Resources for medieval musicology and liturgy
The book was published in 1958 (2d ed. 1960). Dom Gregory Murray also thinks it is excellent. John Blackley also thinks it is excellent. What other discussions have been published in the last 56 years with reference to this book?
Merci, je crois que j'ai compris cet argument hautement scientifique. Je crois aussi comprendre que pour vous un temps syllabique et deux temps syllabiques ne doivent pas être différenciés. Tant mieux pour vous.
Pour ma part, je préfère l'évidence, qui me donne une pleine satisfaction musicale.
Merci de ne pas insister
But you did not answer my question. Are you the only scholar who has discussed this book in addition to those I mentioned? Has no one else writen in the scholarly reviews of musicology?
I don't care. Les faits ne dépendent pas de ceux qui en parlent, que je sache. Et si personne n'en parle, il serait temps de remettre l'ouvrage sur le métier pour aller plus loin, corriger ce qui doit l'être, approfondire ce qui mérite de l'être.
Quant à vous, vous ne me dites toujours pas si pour vous deux temps syllabiques doivent être traités comme un seul temps syllabique
One important feature of this book is that the main notational styles of Gregorian chant are presented to the reader so that one gets the whole picture. Cardine's book, which came after that of Dr Vollaerts, notably does not present all the notational styles for comparison and focusses instead on one style of notation.
The 'speech-rhythm' argument falls apart when one looks at the relatively unchanging pitches and rhythms of psalm-tone terminations (which ride rough-shod over language), the Hartker antiphon notations (which are clearly in duple time), and the habit of lengthening unstressed syllables in gradual chants. Also, the Laon and Nonantolan notaters had no need to mark syllables of one pitch with signs bearing an episema, as they do: both styles carry the potential to notate syllables of one pitch with a plain virga and yet the notaters did not take that option. The fact that they took that option is absolutely significant and instructive.
The 'speech-thythm' argument falls also apart in melismatic chants. Typically, many alleluia-neumae (iubilus) feature very complex rhythmical patterns (I think e.g. of Laetatus sum and Omnes gentes).

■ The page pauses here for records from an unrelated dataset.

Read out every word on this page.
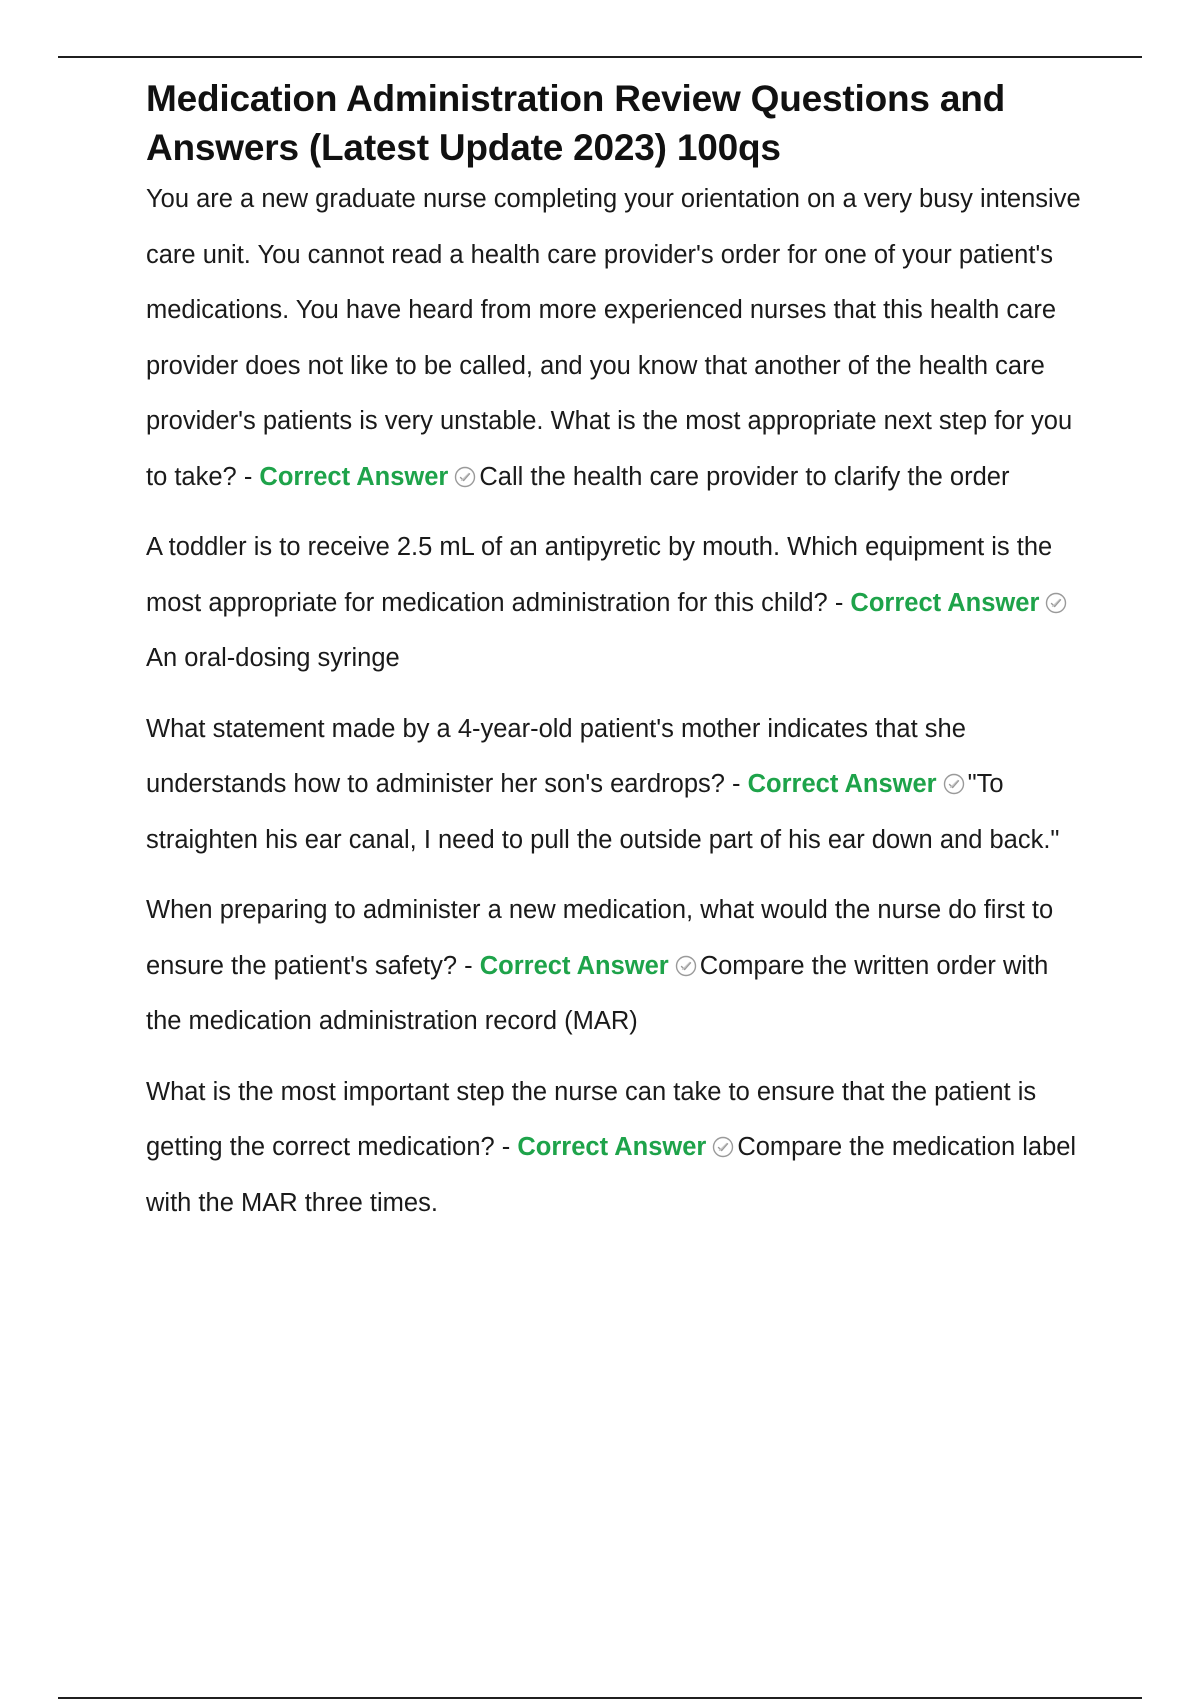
Medication Administration Review Questions and Answers (Latest Update 2023) 100qs

You are a new graduate nurse completing your orientation on a very busy intensive care unit. You cannot read a health care provider's order for one of your patient's medications. You have heard from more experienced nurses that this health care provider does not like to be called, and you know that another of the health care provider's patients is very unstable. What is the most appropriate next step for you to take? - Correct Answer Call the health care provider to clarify the order

A toddler is to receive 2.5 mL of an antipyretic by mouth. Which equipment is the most appropriate for medication administration for this child? - Correct Answer
An oral-dosing syringe

What statement made by a 4-year-old patient's mother indicates that she understands how to administer her son's eardrops? - Correct Answer "To straighten his ear canal, I need to pull the outside part of his ear down and back."

When preparing to administer a new medication, what would the nurse do first to ensure the patient's safety? - Correct Answer Compare the written order with the medication administration record (MAR)

What is the most important step the nurse can take to ensure that the patient is getting the correct medication? - Correct Answer Compare the medication label with the MAR three times.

Durandus (yes, a late author!) tells us that in many churches people clapped with the hands, because, he says, "omnes gentes plaudite manibus". Guess what? The very alleluia neuma of Omnes gentes features a regular rhythm!
That adds interestingly to the 'percussione numerum instruere' of the Commemoratio brevis.
There's also the issue of the use of the letter 'n' in Laon 239 on the last pitch before the next syllable. You don't often see the letter 'n' marking the last note of a syllable containing only a torculus, porrectus, tristropha or long pes. This is instructive about the duration of the last pitch of syllables containing only such signs: the duration doesn't have to be shown to be short because you normally don't have the option in singing of shortening the duration of the final pitch when one of these figures is the only such melodic figure of the syllable. Such general restricted use of the letter 'n' is a sure sign that such a three-note syllable is normatively composed of two shorts and one long (as per Nonantolan notation), which means that it possesses the same overall duration as a clivis formed by two tractuli or a bivirga.